«Al sacrario nessun degrado Area ripulita in 4 giorni»

TARANTA PELIGNA. Il sacrario di guerra della Brigata Maiella non è affatto «tra degrado e abbandono». Lo dice il sindaco Marcello Di Martino rispondendo pacatamente alle polemiche innescate da una...
TARANTA PELIGNA. Il sacrario di guerra della Brigata Maiella non è affatto «tra degrado e abbandono». Lo dice il sindaco Marcello Di Martino rispondendo pacatamente alle polemiche innescate da una cittadina di Lama dei Peligni, la storica Daniela Spadaro, che accusa di incuria e abbandono l’interno della cappella del sacrario nella mattina stessa della manifestazione del 25 aprile.

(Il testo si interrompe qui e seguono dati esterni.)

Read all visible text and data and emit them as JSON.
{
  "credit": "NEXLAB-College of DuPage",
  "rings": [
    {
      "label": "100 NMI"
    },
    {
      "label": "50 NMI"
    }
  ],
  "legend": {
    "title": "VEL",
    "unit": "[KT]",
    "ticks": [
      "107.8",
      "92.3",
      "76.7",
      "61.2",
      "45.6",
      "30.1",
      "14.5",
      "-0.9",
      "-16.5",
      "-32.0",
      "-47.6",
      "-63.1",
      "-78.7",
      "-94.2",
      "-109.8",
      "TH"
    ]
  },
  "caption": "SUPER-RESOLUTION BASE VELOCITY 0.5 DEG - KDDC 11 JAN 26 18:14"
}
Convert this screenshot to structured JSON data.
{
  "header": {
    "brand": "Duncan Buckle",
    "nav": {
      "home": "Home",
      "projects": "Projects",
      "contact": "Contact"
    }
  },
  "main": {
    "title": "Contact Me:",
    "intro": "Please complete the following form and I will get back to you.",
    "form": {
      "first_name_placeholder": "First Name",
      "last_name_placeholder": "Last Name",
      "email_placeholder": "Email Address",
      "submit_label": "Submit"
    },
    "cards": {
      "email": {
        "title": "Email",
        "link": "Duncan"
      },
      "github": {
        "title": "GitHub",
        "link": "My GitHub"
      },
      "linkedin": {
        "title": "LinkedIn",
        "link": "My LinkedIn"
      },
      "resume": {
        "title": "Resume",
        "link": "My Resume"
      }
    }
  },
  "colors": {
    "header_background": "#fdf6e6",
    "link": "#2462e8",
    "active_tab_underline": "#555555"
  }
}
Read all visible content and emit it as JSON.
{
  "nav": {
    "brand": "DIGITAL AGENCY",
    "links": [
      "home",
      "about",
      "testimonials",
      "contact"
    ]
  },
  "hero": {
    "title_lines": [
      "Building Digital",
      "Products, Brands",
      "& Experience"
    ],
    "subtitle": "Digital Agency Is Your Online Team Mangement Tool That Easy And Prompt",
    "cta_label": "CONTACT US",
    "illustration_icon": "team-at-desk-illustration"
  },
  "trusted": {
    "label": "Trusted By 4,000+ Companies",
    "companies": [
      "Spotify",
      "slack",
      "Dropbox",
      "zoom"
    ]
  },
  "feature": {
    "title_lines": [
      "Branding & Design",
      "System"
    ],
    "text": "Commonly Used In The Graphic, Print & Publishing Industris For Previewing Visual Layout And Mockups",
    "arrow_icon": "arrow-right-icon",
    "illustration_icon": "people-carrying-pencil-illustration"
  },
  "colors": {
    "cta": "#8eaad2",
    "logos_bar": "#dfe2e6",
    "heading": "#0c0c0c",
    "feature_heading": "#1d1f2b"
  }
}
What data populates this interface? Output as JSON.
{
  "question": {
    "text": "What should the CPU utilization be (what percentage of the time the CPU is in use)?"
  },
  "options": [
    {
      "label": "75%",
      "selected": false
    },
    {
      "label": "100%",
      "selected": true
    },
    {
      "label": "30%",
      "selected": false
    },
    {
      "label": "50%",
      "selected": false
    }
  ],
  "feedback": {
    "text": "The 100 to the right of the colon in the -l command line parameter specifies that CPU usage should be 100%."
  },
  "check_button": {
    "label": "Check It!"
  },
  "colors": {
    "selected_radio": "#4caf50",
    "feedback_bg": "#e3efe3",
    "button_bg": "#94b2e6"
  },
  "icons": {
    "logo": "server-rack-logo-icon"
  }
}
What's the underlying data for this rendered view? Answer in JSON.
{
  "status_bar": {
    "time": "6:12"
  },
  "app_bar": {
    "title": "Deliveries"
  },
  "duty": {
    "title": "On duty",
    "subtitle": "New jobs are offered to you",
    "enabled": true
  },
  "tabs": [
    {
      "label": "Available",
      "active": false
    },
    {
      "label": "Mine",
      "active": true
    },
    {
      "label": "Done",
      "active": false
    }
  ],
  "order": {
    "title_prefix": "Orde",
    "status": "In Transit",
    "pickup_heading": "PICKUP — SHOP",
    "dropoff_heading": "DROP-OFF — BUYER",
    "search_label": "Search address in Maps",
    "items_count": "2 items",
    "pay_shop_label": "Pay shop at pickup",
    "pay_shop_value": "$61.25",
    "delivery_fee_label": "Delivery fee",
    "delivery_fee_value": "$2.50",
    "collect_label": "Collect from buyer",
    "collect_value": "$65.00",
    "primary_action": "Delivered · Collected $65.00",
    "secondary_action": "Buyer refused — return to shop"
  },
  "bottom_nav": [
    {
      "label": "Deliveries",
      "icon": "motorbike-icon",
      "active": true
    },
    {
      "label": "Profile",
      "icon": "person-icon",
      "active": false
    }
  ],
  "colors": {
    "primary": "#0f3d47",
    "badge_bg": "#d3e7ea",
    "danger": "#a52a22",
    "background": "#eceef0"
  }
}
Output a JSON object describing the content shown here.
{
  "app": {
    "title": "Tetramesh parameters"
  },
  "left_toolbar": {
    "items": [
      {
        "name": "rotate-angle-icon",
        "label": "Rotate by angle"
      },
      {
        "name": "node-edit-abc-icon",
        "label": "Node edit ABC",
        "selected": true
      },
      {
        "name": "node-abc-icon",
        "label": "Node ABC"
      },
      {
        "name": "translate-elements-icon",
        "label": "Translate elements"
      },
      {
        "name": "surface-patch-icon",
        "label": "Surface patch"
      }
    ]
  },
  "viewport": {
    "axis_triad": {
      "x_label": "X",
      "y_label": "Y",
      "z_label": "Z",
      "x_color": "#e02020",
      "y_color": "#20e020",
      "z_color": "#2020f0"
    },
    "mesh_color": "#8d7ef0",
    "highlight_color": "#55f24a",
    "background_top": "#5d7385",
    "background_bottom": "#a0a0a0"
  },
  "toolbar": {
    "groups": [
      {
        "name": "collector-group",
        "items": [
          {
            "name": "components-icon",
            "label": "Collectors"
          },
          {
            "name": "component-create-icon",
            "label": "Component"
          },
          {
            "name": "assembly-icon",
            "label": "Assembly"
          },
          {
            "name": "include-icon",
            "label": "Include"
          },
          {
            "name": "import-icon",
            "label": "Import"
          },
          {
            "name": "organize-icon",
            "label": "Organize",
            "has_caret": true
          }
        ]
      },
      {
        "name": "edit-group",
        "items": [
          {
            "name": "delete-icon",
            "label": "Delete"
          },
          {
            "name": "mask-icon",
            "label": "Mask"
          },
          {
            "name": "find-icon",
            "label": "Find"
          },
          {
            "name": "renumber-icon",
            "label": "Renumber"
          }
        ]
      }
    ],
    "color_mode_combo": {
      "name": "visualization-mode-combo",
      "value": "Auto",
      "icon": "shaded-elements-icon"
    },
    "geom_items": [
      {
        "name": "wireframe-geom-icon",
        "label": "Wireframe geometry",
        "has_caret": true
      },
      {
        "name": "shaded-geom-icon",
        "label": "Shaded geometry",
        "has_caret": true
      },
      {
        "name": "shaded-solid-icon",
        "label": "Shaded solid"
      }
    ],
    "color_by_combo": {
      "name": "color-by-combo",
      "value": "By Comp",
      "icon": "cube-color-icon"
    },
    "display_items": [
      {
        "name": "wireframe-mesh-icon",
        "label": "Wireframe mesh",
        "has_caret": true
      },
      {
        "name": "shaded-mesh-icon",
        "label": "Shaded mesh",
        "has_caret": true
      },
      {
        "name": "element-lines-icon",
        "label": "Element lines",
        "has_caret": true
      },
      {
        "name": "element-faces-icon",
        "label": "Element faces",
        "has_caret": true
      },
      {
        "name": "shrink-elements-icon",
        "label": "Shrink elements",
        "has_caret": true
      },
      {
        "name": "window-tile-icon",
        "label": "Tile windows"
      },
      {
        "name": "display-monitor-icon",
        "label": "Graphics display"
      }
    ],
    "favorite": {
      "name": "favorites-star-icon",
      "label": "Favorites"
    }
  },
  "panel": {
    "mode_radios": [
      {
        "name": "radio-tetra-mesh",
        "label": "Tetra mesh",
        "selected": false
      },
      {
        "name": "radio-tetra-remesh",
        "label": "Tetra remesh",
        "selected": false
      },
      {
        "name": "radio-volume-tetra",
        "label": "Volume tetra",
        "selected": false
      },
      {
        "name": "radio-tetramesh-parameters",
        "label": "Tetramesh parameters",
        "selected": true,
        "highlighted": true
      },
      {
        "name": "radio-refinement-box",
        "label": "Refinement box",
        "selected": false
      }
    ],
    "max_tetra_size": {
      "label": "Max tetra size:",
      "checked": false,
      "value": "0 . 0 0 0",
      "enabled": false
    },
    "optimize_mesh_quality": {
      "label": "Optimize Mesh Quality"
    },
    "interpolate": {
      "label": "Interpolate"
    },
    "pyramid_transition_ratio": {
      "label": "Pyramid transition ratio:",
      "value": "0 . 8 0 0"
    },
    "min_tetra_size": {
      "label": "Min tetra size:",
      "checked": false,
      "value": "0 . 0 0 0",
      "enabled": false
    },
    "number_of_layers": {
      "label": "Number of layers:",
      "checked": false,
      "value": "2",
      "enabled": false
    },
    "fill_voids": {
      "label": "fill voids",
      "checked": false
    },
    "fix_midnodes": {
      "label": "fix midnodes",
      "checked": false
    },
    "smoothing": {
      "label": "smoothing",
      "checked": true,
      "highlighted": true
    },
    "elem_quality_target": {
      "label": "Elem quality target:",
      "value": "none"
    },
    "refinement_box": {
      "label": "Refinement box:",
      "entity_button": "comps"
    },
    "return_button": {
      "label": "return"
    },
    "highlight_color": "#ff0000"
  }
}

«Sono informazioni del tutto prive di fondamento», replica Di Martino, «in quanto il sacrario, che l’anno prossimo compirà quarant'anni di esistenza, e l’area circostante, curati costantemente dal Comune di Taranta Peligna, sono stati oggetto di accurato e minuzioso lavoro di pulitura nei giorni che hanno preceduto la riuscita cerimonia celebrata nel corso della mattinata di tre giorni fa».
Il sindaco Di Martino precisa che una squadra di lavoratori operai, «composta da quattro persone, per quattro giorni ha lavorato alacremente per rendere tutta l’area dignitosa e accogliente per una manifestazione così importante per tutto il territorio dell’Alta Valle dell’Aventino. Anche l’interno della cappella», aggiunge Di Martino, «è stato reso ospitale e pulito, con le foto dei partigiani, messe a disposizione dai parenti, in ordine e sistemate sulle superfici laterali al di sopra della lapidi. Il sacrario», conclude il primo cittadino, «non è un museo, dove raccogliere informazioni strutturate sulla lotta partigiana, ma un luogo di raccoglimento e, per chi crede, di preghiera».
Al sacrario si accede percorrendo un viale ricavato da un tratto dismesso della vecchia statale 84 compreso un traforo di epoca borbonica, di lato alla nuova galleria che poco dopo sfiora l’accesso alla stazione-base della Grotta del Cavallone. Il Comune di Taranta ha progettato un intervento sul vecchio traforo dove poter installare materiali strutturati sulla Brigata Maiella e sul Secondo conflitto mondiale. È un progetto, dicono al Comune, che punta alla fruizione storica di questo luogo.